Exercise 3.2 — autocorrelation of the random-phase sine

For $x(t) = A\cos(2\pi\nu_0 t + \varphi)$ with $\varphi$ uniform on $[0, 2\pi)$, compute $R_x(\tau) = \langle x(t)\,x(t+\tau) \rangle$ by doing the integral over $\varphi$.

Solution

Use $\cos\alpha\cos\beta = \tfrac12[\cos(\alpha-\beta) + \cos(\alpha+\beta)]$ with $\alpha = 2\pi\nu_0 t + \varphi$, $\beta = 2\pi\nu_0 (t+\tau) + \varphi$: $$ x(t)x(t+\tau) = \frac{A^2}{2}\Big[\cos(2\pi\nu_0\tau) + \cos\!\big(2\pi\nu_0(2t+\tau) + 2\varphi\big)\Big]. $$ Averaging over $\varphi$: the first term has no $\varphi$ and survives; the second is a cosine averaged over a full period of $2\varphi$, $\frac{1}{2\pi}\int_0^{2\pi}\cos(\cdot + 2\varphi)\,d\varphi = 0$. Hence $R_x(\tau) = \tfrac{A^2}{2}\cos(2\pi\nu_0\tau)$, independent of $t$ — the process is wide-sense stationary, and $R_x(0) = A^2/2$ is the familiar mean-square value of a sine.

Exercise 3.3 — the frozen constant

Let $x(t) = c$ for all $t$, with $c \sim \mathcal{N}(0,1)$ drawn once per realization.
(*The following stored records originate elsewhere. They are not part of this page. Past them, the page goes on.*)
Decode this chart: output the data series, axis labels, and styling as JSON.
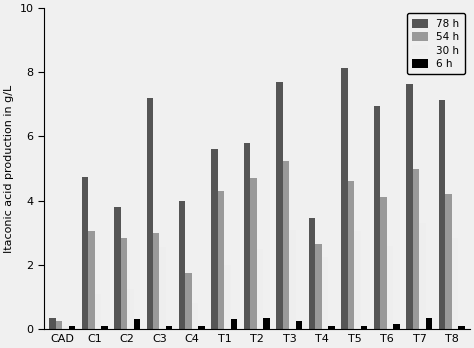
{
  "categories": [
    "CAD",
    "C1",
    "C2",
    "C3",
    "C4",
    "T1",
    "T2",
    "T3",
    "T4",
    "T5",
    "T6",
    "T7",
    "T8"
  ],
  "series": {
    "78 h": [
      0.35,
      4.75,
      3.8,
      7.2,
      4.0,
      5.6,
      5.8,
      7.7,
      3.45,
      8.15,
      6.95,
      7.65,
      7.15
    ],
    "54 h": [
      0.25,
      3.05,
      2.85,
      3.0,
      1.75,
      4.3,
      4.7,
      5.25,
      2.65,
      4.6,
      4.1,
      5.0,
      4.2
    ],
    "30 h": [
      0.1,
      1.1,
      1.25,
      2.55,
      0.8,
      2.0,
      2.5,
      3.1,
      2.25,
      3.05,
      2.6,
      3.3,
      2.85
    ],
    "6 h": [
      0.1,
      0.1,
      0.3,
      0.1,
      0.1,
      0.3,
      0.35,
      0.25,
      0.1,
      0.1,
      0.15,
      0.35,
      0.1
    ]
  },
  "colors": {
    "78 h": "#555555",
    "54 h": "#999999",
    "30 h": "#eeeeee",
    "6 h": "#000000"
  },
  "ylabel": "Itaconic acid production in g/L",
  "ylim": [
    0,
    10
  ],
  "yticks": [
    0,
    2,
    4,
    6,
    8,
    10
  ],
  "legend_order": [
    "78 h",
    "54 h",
    "30 h",
    "6 h"
  ],
  "bar_width": 0.2,
  "figsize": [
    4.74,
    3.48
  ],
  "dpi": 100,
  "background": "#f0f0f0"
}
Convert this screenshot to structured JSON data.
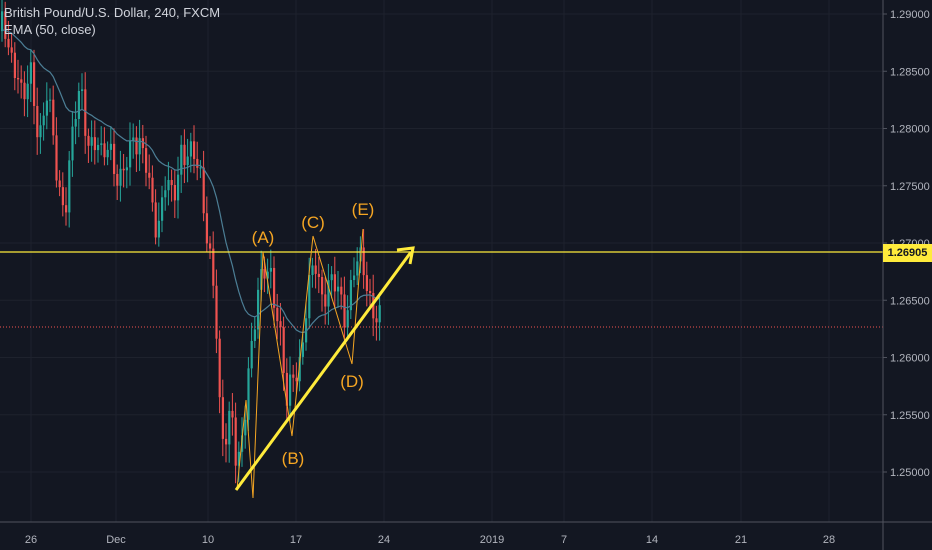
{
  "legend": {
    "symbol_line": "British Pound/U.S. Dollar, 240, FXCM",
    "indicator_line": "EMA (50, close)"
  },
  "price_tag": "1.26905",
  "colors": {
    "background": "#131722",
    "grid": "#2a2e39",
    "up": "#26a69a",
    "down": "#ef5350",
    "ema": "#4c7e95",
    "trendline": "#ffeb3b",
    "pattern": "#f6a623",
    "dotted": "#ef5350"
  },
  "chart_data": {
    "type": "candlestick",
    "title": "British Pound/U.S. Dollar, 240, FXCM",
    "indicator": "EMA (50, close)",
    "ylim": [
      1.2465,
      1.2905
    ],
    "y_ticks": [
      "1.29000",
      "1.28500",
      "1.28000",
      "1.27500",
      "1.27000",
      "1.26500",
      "1.26000",
      "1.25500",
      "1.25000"
    ],
    "x_ticks": [
      "26",
      "Dec",
      "10",
      "17",
      "24",
      "2019",
      "7",
      "14",
      "21",
      "28"
    ],
    "horizontal_level": 1.26905,
    "dotted_level": 1.2624,
    "annotations": [
      "(A)",
      "(B)",
      "(C)",
      "(D)",
      "(E)"
    ],
    "trend": "rising support line with arrow"
  }
}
Is this process stationary? Is it ergodic?

Solution

Stationary: yes. Every realization is constant, so shifting time changes nothing: $\mu(t) = \langle c \rangle = 0$ and $R_x(t_1,t_2) = \langle c^2 \rangle = 1$ for all times — statistics fully shift-invariant. Ergodic: no. The time average of one realization is $\frac{1}{T}\int_0^T c\,dt = c$, a random number that does not converge to the ensemble mean $0$ no matter how long $T$ is. One movie explores exactly one point of the ensemble.
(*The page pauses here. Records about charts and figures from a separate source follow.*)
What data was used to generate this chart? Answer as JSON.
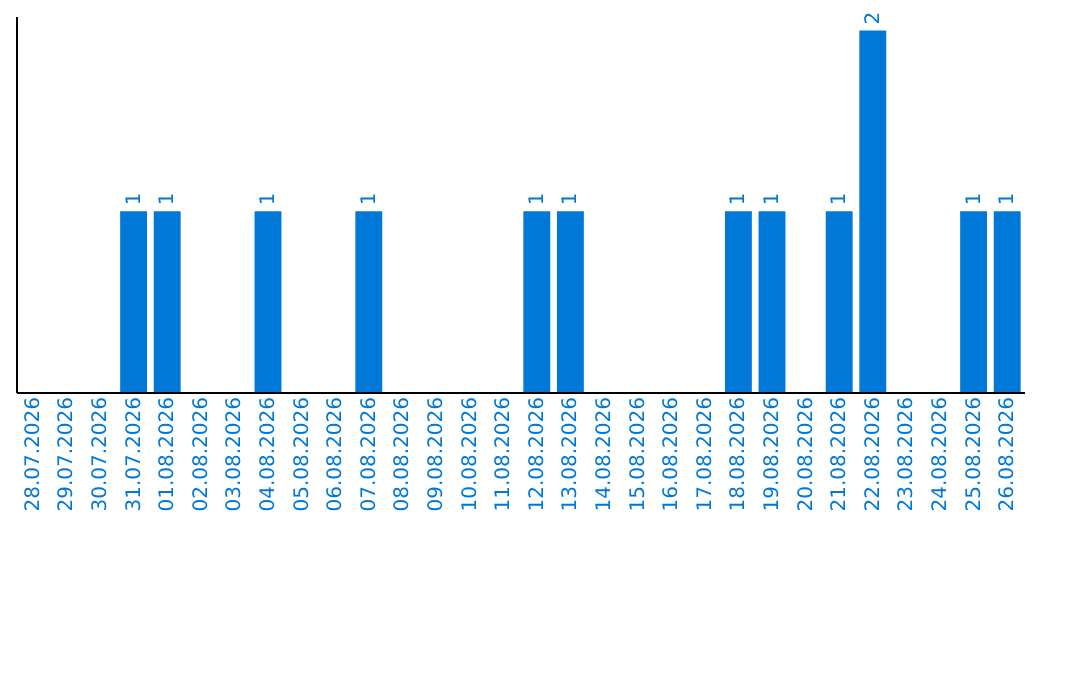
{
  "chart_data": {
    "type": "bar",
    "categories": [
      "28.07.2026",
      "29.07.2026",
      "30.07.2026",
      "31.07.2026",
      "01.08.2026",
      "02.08.2026",
      "03.08.2026",
      "04.08.2026",
      "05.08.2026",
      "06.08.2026",
      "07.08.2026",
      "08.08.2026",
      "09.08.2026",
      "10.08.2026",
      "11.08.2026",
      "12.08.2026",
      "13.08.2026",
      "14.08.2026",
      "15.08.2026",
      "16.08.2026",
      "17.08.2026",
      "18.08.2026",
      "19.08.2026",
      "20.08.2026",
      "21.08.2026",
      "22.08.2026",
      "23.08.2026",
      "24.08.2026",
      "25.08.2026",
      "26.08.2026"
    ],
    "values": [
      0,
      0,
      0,
      1,
      1,
      0,
      0,
      1,
      0,
      0,
      1,
      0,
      0,
      0,
      0,
      1,
      1,
      0,
      0,
      0,
      0,
      1,
      1,
      0,
      1,
      2,
      0,
      0,
      1,
      1
    ],
    "value_labels": [
      null,
      null,
      null,
      "1",
      "1",
      null,
      null,
      "1",
      null,
      null,
      "1",
      null,
      null,
      null,
      null,
      "1",
      "1",
      null,
      null,
      null,
      null,
      "1",
      "1",
      null,
      "1",
      "2",
      null,
      null,
      "1",
      "1"
    ],
    "color": "#0078d7",
    "ylim": [
      0,
      2.08
    ],
    "tick_labels": "x",
    "grid": false
  }
}
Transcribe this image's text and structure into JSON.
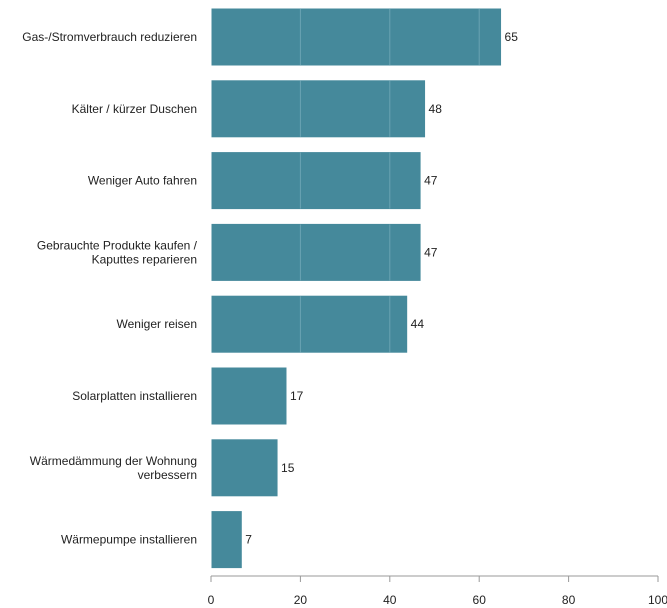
{
  "chart_data": {
    "type": "bar",
    "orientation": "horizontal",
    "categories": [
      [
        "Gas-/Stromverbrauch reduzieren"
      ],
      [
        "Kälter / kürzer Duschen"
      ],
      [
        "Weniger Auto fahren"
      ],
      [
        "Gebrauchte Produkte kaufen /",
        "Kaputtes reparieren"
      ],
      [
        "Weniger reisen"
      ],
      [
        "Solarplatten installieren"
      ],
      [
        "Wärmedämmung der Wohnung",
        "verbessern"
      ],
      [
        "Wärmepumpe installieren"
      ]
    ],
    "values": [
      65,
      48,
      47,
      47,
      44,
      17,
      15,
      7
    ],
    "value_labels": [
      "65",
      "48",
      "47",
      "47",
      "44",
      "17",
      "15",
      "7"
    ],
    "xlim": [
      0,
      100
    ],
    "xticks": [
      0,
      20,
      40,
      60,
      80,
      100
    ],
    "xtick_labels": [
      "0",
      "20",
      "40",
      "60",
      "80",
      "100"
    ],
    "grid": true,
    "legend": "none",
    "colors": {
      "bar": "#45899b",
      "bar_edge": "#ffffff",
      "grid_on_bar": "#6aa3b2",
      "text": "#222222",
      "axis": "#999999"
    }
  }
}
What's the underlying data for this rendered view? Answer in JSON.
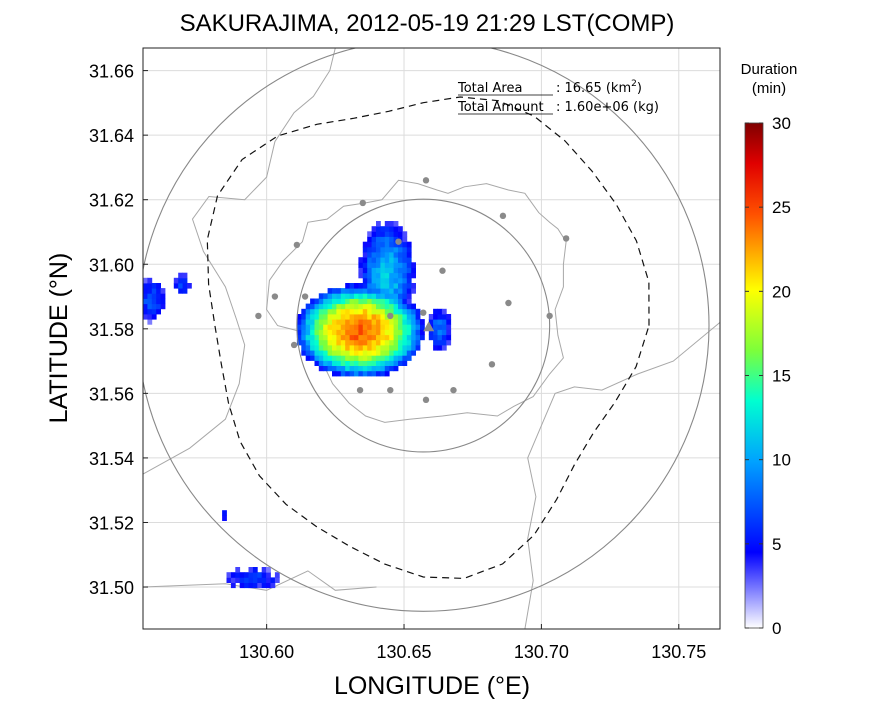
{
  "chart_data": {
    "type": "heatmap",
    "title": "SAKURAJIMA, 2012-05-19 21:29 LST(COMP)",
    "xlabel": "LONGITUDE (°E)",
    "ylabel": "LATITUDE (°N)",
    "xlim": [
      130.555,
      130.765
    ],
    "ylim": [
      31.487,
      31.667
    ],
    "x_ticks": [
      "130.60",
      "130.65",
      "130.70",
      "130.75"
    ],
    "y_ticks": [
      "31.50",
      "31.52",
      "31.54",
      "31.56",
      "31.58",
      "31.60",
      "31.62",
      "31.64",
      "31.66"
    ],
    "grid": true,
    "annotation": {
      "area_label": "Total Area",
      "area_value": ": 16.65 (km",
      "area_sup": "2",
      "area_close": ")",
      "amount_label": "Total Amount",
      "amount_value": ": 1.60e+06 (kg)"
    },
    "colorbar": {
      "title_line1": "Duration",
      "title_line2": "(min)",
      "min": 0,
      "max": 30,
      "ticks": [
        "0",
        "5",
        "10",
        "15",
        "20",
        "25",
        "30"
      ]
    },
    "center": {
      "lon": 130.657,
      "lat": 31.581
    },
    "range_circles_deg": [
      0.046,
      0.104
    ],
    "vent": {
      "lon": 130.659,
      "lat": 31.5805
    },
    "stations": [
      {
        "lon": 130.635,
        "lat": 31.619
      },
      {
        "lon": 130.658,
        "lat": 31.626
      },
      {
        "lon": 130.686,
        "lat": 31.615
      },
      {
        "lon": 130.611,
        "lat": 31.606
      },
      {
        "lon": 130.648,
        "lat": 31.607
      },
      {
        "lon": 130.664,
        "lat": 31.598
      },
      {
        "lon": 130.709,
        "lat": 31.608
      },
      {
        "lon": 130.603,
        "lat": 31.59
      },
      {
        "lon": 130.688,
        "lat": 31.588
      },
      {
        "lon": 130.703,
        "lat": 31.584
      },
      {
        "lon": 130.614,
        "lat": 31.59
      },
      {
        "lon": 130.657,
        "lat": 31.585
      },
      {
        "lon": 130.645,
        "lat": 31.584
      },
      {
        "lon": 130.597,
        "lat": 31.584
      },
      {
        "lon": 130.61,
        "lat": 31.575
      },
      {
        "lon": 130.682,
        "lat": 31.569
      },
      {
        "lon": 130.634,
        "lat": 31.561
      },
      {
        "lon": 130.645,
        "lat": 31.561
      },
      {
        "lon": 130.658,
        "lat": 31.558
      },
      {
        "lon": 130.668,
        "lat": 31.561
      }
    ],
    "clusters": [
      {
        "lon": 130.633,
        "lat": 31.5785,
        "rx": 0.021,
        "ry": 0.013,
        "peak": 22
      },
      {
        "lon": 130.643,
        "lat": 31.596,
        "rx": 0.009,
        "ry": 0.015,
        "peak": 9
      },
      {
        "lon": 130.662,
        "lat": 31.579,
        "rx": 0.004,
        "ry": 0.006,
        "peak": 6
      },
      {
        "lon": 130.557,
        "lat": 31.588,
        "rx": 0.005,
        "ry": 0.006,
        "peak": 5
      },
      {
        "lon": 130.568,
        "lat": 31.593,
        "rx": 0.003,
        "ry": 0.003,
        "peak": 4
      },
      {
        "lon": 130.584,
        "lat": 31.521,
        "rx": 0.001,
        "ry": 0.002,
        "peak": 3
      },
      {
        "lon": 130.594,
        "lat": 31.502,
        "rx": 0.009,
        "ry": 0.003,
        "peak": 4
      }
    ]
  }
}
Exercise 3.4 — your oscilloscope's "average" mode

A scope in averaging mode acquires 64 triggered traces and averages them point by point. Is that a time average or an ensemble average? Under what conditions does it agree with a time average along one long record?

Solution

It is an ensemble average: each trigger starts a fresh realization of the noise, and the scope averages across the 64 realizations at fixed time-after-trigger. That is precisely why it works — the trigger-synchronous signal is the same in every realization and survives, while zero-mean noise averages down as $1/\sqrt{64} = 1/8$ in amplitude. It agrees with a time average along one record when the noise is stationary and ergodic and nothing distinguishes one trigger from the next (no trigger-correlated pickup, no drift between acquisitions). If the setup drifts between triggers — non-stationarity — the 64 movies come from different ensembles, and the average blurs the signal instead of cleaning it.
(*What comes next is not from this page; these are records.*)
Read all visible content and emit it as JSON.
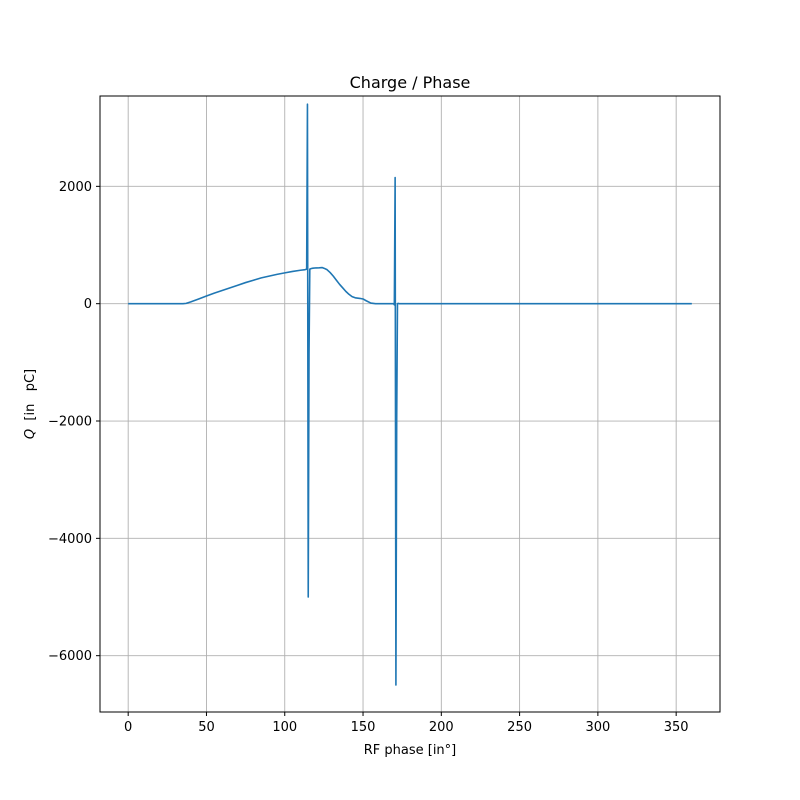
{
  "chart_data": {
    "type": "line",
    "title": "Charge / Phase",
    "xlabel": "RF phase [in°]",
    "ylabel_italic": "Q",
    "ylabel_rest": "  [in   pC]",
    "xlim": [
      -18,
      378
    ],
    "ylim": [
      -6960,
      3540
    ],
    "xticks": [
      0,
      50,
      100,
      150,
      200,
      250,
      300,
      350
    ],
    "xtick_labels": [
      "0",
      "50",
      "100",
      "150",
      "200",
      "250",
      "300",
      "350"
    ],
    "yticks": [
      -6000,
      -4000,
      -2000,
      0,
      2000
    ],
    "ytick_labels": [
      "−6000",
      "−4000",
      "−2000",
      "0",
      "2000"
    ],
    "grid": true,
    "line_color": "#1f77b4",
    "series": [
      {
        "x": [
          0,
          10,
          20,
          30,
          35,
          37,
          40,
          45,
          50,
          55,
          60,
          65,
          70,
          75,
          80,
          85,
          90,
          95,
          100,
          105,
          110,
          113,
          114,
          114.5,
          115,
          115.5,
          116,
          117,
          118,
          120,
          122,
          124,
          125,
          127,
          129,
          131,
          133,
          135,
          137,
          139,
          141,
          143,
          145,
          148,
          150,
          152,
          155,
          158,
          160,
          165,
          168,
          169.5,
          170,
          170.5,
          171,
          171.5,
          172,
          172.5,
          173,
          175,
          180,
          190,
          200,
          210,
          220,
          230,
          240,
          250,
          260,
          270,
          280,
          290,
          300,
          310,
          320,
          330,
          340,
          350,
          360
        ],
        "y": [
          0,
          0,
          0,
          0,
          0,
          5,
          30,
          80,
          130,
          180,
          225,
          270,
          315,
          360,
          400,
          440,
          470,
          500,
          525,
          550,
          570,
          580,
          590,
          3400,
          -5000,
          -850,
          590,
          600,
          605,
          610,
          612,
          615,
          605,
          580,
          530,
          470,
          400,
          330,
          270,
          210,
          160,
          120,
          100,
          90,
          80,
          50,
          10,
          0,
          0,
          0,
          0,
          0,
          -20,
          2150,
          -6500,
          -2000,
          0,
          5,
          0,
          0,
          0,
          0,
          0,
          0,
          0,
          0,
          0,
          0,
          0,
          0,
          0,
          0,
          0,
          0,
          0,
          0,
          0,
          0,
          0
        ]
      }
    ]
  }
}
Exercise 3.5 — how long until it wanders off?

Your laser is free-running (no lock), and its frequency random-walks with $\sigma = 100$ kHz$/\sqrt{\text{s}}$, i.e. $\mathrm{Var} = \sigma^2 t$. (a) Estimate how long you typically have before it has wandered by 100 MHz. (b) A famous subtlety: the walk reaches any level eventually (with probability 1), yet the mean time to first reach a level is infinite. How can both be true, and what does that mean for your answer to (a)?

Solution

(a) Set $\sigma\sqrt{t} \sim 100$ MHz: $t \sim (10^8/10^5)^2 = 10^6$ s — about two weeks for a typical excursion of that size (in practice drift, not the walk, gets you first). (b) The distribution of first-passage times is extremely heavy-tailed: most realizations cross early, but the rare ones that happen to start off in the wrong direction can take arbitrarily long, and those long tails diverge when you compute the mean. So "typical time" (the median, roughly the estimate in (a)) is meaningful; "average time" is not. Whenever a quantity has a heavy-tailed distribution, quote a quantile, not a mean — the same lesson as quoting flicker noise per decade rather than as one RMS number.